The peninsula area was under-represented in the study, so Barrows and Carla Guenther, the Fisheries, Science and Leadership Advisor at Penobscot East Resource Center in Stonington, organized their own version of the survey in November 2013. The Penobscot Bay area reported much lower numbers—only 133 crabs in seven traps total—but this has since been attributed to the crabs’ seasonal migration to deeper waters as cold weather approaches.

Bailey Bowden of the Penobscot Shellfish Conservation Committee was at the presentation on Thursday night, and he provided his own numbers on green crabs in Northern Penobscot Bay. In the summer of 2012, Bailey and others set traps for crabs. When they returned 12 hours later, every trap was full. That catch was 10 bushels of crabs, at 350 crabs per bushel. They reset the traps, and returned after four hours to find another 10 bushels of crabs. After resetting again, they returned in two hours to find the same result: 350 green crabs in their traps.

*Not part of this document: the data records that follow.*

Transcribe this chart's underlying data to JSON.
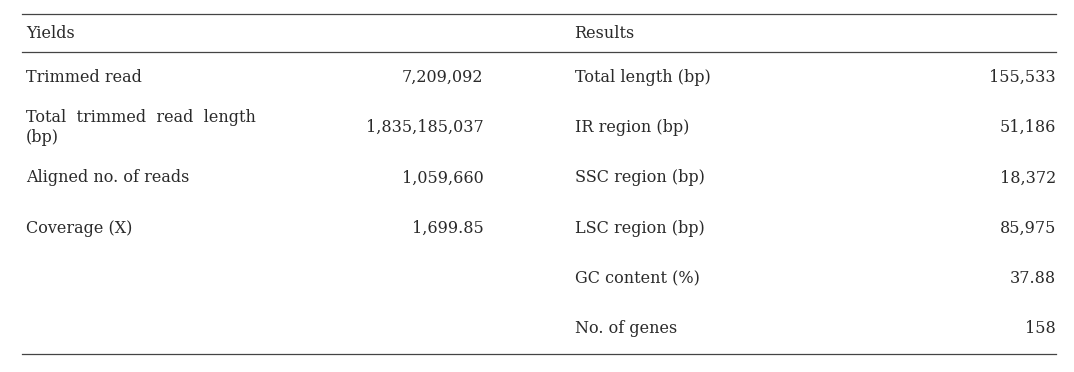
{
  "header_left": "Yields",
  "header_right": "Results",
  "left_rows": [
    {
      "label": "Trimmed read",
      "value": "7,209,092",
      "multiline": false
    },
    {
      "label": "Total  trimmed  read  length\n(bp)",
      "value": "1,835,185,037",
      "multiline": true
    },
    {
      "label": "Aligned no. of reads",
      "value": "1,059,660",
      "multiline": false
    },
    {
      "label": "Coverage (X)",
      "value": "1,699.85",
      "multiline": false
    }
  ],
  "right_rows": [
    {
      "label": "Total length (bp)",
      "value": "155,533"
    },
    {
      "label": "IR region (bp)",
      "value": "51,186"
    },
    {
      "label": "SSC region (bp)",
      "value": "18,372"
    },
    {
      "label": "LSC region (bp)",
      "value": "85,975"
    },
    {
      "label": "GC content (%)",
      "value": "37.88"
    },
    {
      "label": "No. of genes",
      "value": "158"
    }
  ],
  "bg_color": "#ffffff",
  "text_color": "#2a2a2a",
  "line_color": "#444444",
  "font_size": 11.5,
  "header_font_size": 11.5,
  "fig_width": 10.74,
  "fig_height": 3.72,
  "dpi": 100
}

“Our summer’s trapping effort didn’t even keep up with reproduction,” said Bowden. The explosion of crabs is due to a shift in temperature throughout the coast of Maine. Last year was one of the warmest winters on record for regional waters. Green crab females carry at least 165,000 eggs per mating cycle. With the influx of warm waters, more and more of the larvae are reaching maturity.

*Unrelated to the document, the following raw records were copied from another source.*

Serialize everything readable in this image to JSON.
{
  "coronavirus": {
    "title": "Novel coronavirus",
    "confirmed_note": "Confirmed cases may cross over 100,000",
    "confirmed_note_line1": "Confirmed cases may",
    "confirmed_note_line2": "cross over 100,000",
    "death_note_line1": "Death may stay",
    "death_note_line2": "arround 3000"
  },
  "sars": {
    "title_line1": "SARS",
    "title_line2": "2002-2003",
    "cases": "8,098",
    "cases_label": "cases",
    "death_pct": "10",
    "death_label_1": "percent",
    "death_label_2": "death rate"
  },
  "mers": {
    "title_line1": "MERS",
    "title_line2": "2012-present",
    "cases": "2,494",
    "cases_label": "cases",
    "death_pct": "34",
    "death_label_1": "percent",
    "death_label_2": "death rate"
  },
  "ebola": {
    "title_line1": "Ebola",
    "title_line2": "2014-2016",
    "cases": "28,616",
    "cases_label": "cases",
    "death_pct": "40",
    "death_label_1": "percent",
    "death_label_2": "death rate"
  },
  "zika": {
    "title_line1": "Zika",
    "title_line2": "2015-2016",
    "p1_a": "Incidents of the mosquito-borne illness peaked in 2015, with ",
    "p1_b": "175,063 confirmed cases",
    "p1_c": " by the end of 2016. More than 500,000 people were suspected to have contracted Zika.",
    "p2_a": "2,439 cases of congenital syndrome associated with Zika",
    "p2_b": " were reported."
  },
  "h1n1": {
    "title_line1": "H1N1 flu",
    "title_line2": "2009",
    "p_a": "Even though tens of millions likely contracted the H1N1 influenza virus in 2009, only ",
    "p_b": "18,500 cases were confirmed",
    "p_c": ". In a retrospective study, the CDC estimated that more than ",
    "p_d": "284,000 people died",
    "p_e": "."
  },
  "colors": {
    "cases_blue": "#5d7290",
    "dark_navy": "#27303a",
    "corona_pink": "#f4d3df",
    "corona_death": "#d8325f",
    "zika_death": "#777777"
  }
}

The green crabs, which Barrows described as akin to a cockroach, are hardy and omnivorous. They like a variety of environments (marshes, eelgrass beds, inter-tidal, and rocky areas), can survive in low salinity (they have been seen in the same environment as frogs) and will eat just about anything (juvenile lobster, scallops, clams, quahogs, and algae to name a few).

This does not bode well for species in the area. Early research at the nearby Mount Desert Island Biological Laboratory shows that the green crab appears to be decimating eelgrass beds. Eelgrass is a natural habitat for many important native species such as cod, hake, lobster, clams, and mussels. The crabs rip up or cut out the grass in their relentless search for food.

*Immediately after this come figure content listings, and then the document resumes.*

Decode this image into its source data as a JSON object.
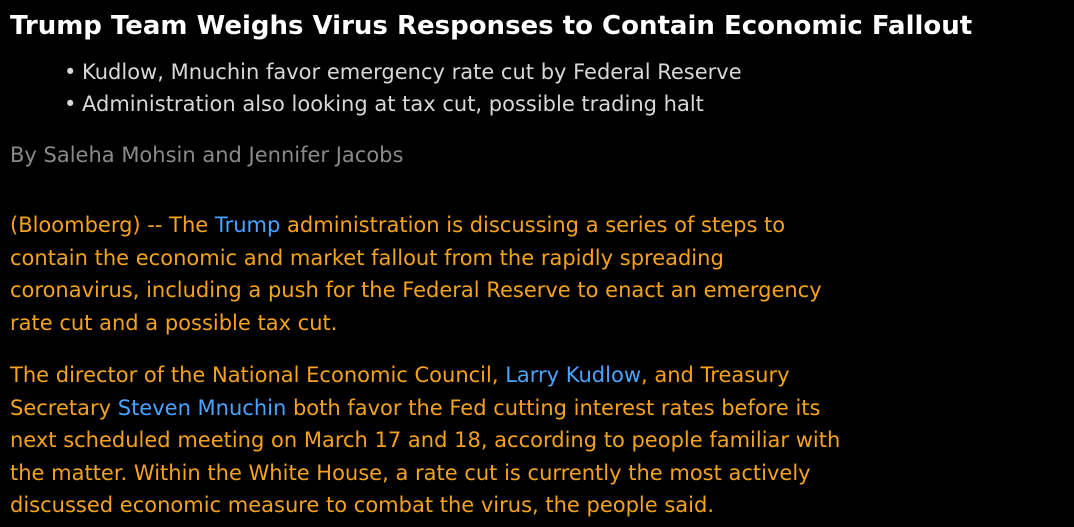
{
  "article": {
    "headline": "Trump Team Weighs Virus Responses to Contain Economic Fallout",
    "bullets": [
      "Kudlow, Mnuchin favor emergency rate cut by Federal Reserve",
      "Administration also looking at tax cut, possible trading halt"
    ],
    "byline": "By Saleha Mohsin and Jennifer Jacobs",
    "paragraph1": {
      "l1_pre": "(Bloomberg) -- The ",
      "l1_link": "Trump",
      "l1_post": " administration is discussing a series of steps to",
      "l2": "contain the economic and market fallout from the rapidly spreading",
      "l3": "coronavirus, including a push for the Federal Reserve to enact an emergency",
      "l4": "rate cut and a possible tax cut."
    },
    "paragraph2": {
      "l1_pre": "The director of the National Economic Council, ",
      "l1_link": "Larry Kudlow",
      "l1_post": ", and Treasury",
      "l2_pre": "Secretary ",
      "l2_link": "Steven Mnuchin",
      "l2_post": " both favor the Fed cutting interest rates before its",
      "l3": "next scheduled meeting on March 17 and 18, according to people familiar with",
      "l4": "the matter. Within the White House, a rate cut is currently the most actively",
      "l5": "discussed economic measure to combat the virus, the people said."
    }
  },
  "colors": {
    "background": "#000000",
    "headline": "#ffffff",
    "bullets": "#d8d8d8",
    "byline": "#8a8a8a",
    "body_text": "#f5a21e",
    "link": "#4aa3ff"
  }
}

During her presentation, Barrows provided an example of their appetite: an adult crab can eat three dozen mussels in one day. Bowden confirmed that the Northern Penobscot Bay clam population has been decimated by the infestation.

“In 2012 we were making $150,000 to $200,000 in clams out of the flats in Penobscot, and in six months the green crab ate every clam,” Bowden said. “We now have an average of one half of a clam per square foot, and it should be 20 clams per square foot.”

There are a variety of efforts to curb the tide of green crabs, but so far the major hurdle is incentive. “There really is no green crab market in Maine,” Barrows said.

There was talk of using them as lobster bait, people eating them in Europe, chefs in the U.S. specializing in invasive species, making them into compost, or possible uses as vitamin supplements in cat food or aquaculture. The Department of Marine Resources plans to list potential buyers and markets on its webpage.

As the DMR has recognized the problem, some hurdles to fishing the crab have been overcome. Initially lobstermen could trap for the crabs for personal use (such as baiting), but they could not sell them. Now, with an additional $10 license, lobstermen can trap and sell them. Still, there is little incentive to do so without a market.

“If those little crabs were $20 a piece, we would fish them to extinction,” Bowden said. “It’s an incentive issue.”

As the problem progresses and the impacts of green crabs on generations of lobster, fish, and shellfish begin to take shape, the pressure for a solution will increase.

“[The problem is] not just affecting some clammers in Maine,” said Barrows. “It’s everywhere and it’s very real. It’s going to have a large impact on our fisheries and inter-tidal environments.”

The entire region faces the problem, and solutions are being tested everywhere, including netting in the Freeport area, and trapping efforts to the north. For example, Newfoundland held mitigation workshops during which 25,000 pounds of green crabs were caught in 22 days of intense trapping.

“It’s going to take consistent pressure in order to control the resource at this point,” said Guenther, “unless we have a bunch of really cold winters that wipe them out.”